What interfered with that plan, Bertram said, was that riverfront property became fashionable.

“There was a change in attitudes, and people started buying those houses and fixing them up,” he said. “It became boutique-ish to have river property.”

“The intent was to extend the park, but that never happened because the public began thinking it was cool to live along the river,” he said.

The 500 block Front Street now has a shady grove of trees, with a small bicycle path cut-out that briefly veers away from the sidewalk around a large planter. Housing stands to the north and south, and the main swath of Muskingum Park is several residential lots away.

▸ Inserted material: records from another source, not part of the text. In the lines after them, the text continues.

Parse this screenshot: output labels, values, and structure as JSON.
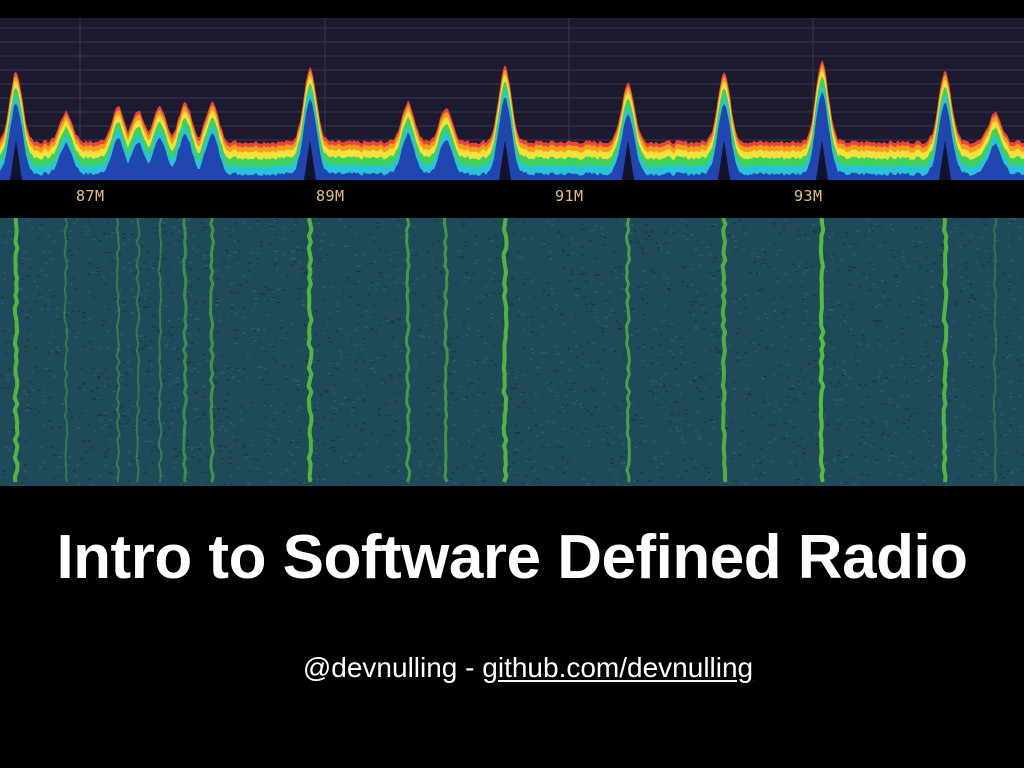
{
  "slide": {
    "title": "Intro to Software Defined Radio",
    "handle": "@devnulling",
    "separator": " - ",
    "link_text": "github.com/devnulling"
  },
  "spectrum": {
    "freq_labels": [
      "87M",
      "89M",
      "91M",
      "93M"
    ],
    "colors": {
      "background": "#1c1a2e",
      "gridline": "#3a3650",
      "peak_red": "#e8443a",
      "orange": "#f79a1e",
      "yellow": "#f4e23a",
      "green": "#3fd25a",
      "cyan": "#27c3d6",
      "blue": "#2146b0",
      "label": "#e8c27a"
    }
  },
  "waterfall": {
    "colors": {
      "background": "#1f4a5a",
      "signal": "#5fd03a"
    }
  }
}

The small piece of property on the north side of the little haven being considered for sale was never actually designated as a park, Bertram said. It’s about 25-feet wide, covers .087 acres and has no remarkable features other than a lot of shade.

It’s been appraised at about $30,000, and city council member Cindy Oxender said she hopes to set that as the minimum bid if the necessary number of council members agree to auction the lot, a position she favors.

“It’s not being well-utilized or well-maintained, and we have other parks that are extremely well-utilized but not getting the attention they deserve,” she said. “I just wish we had a lot more money to maintain parks, but if a park isn’t being utilized while others are, we’re simply maintaining unutilized land.”

In addition to realizing some money from the sale of the land, Oxender said, as privately owned property the land would be returned to the tax roll and generate annual income for the city.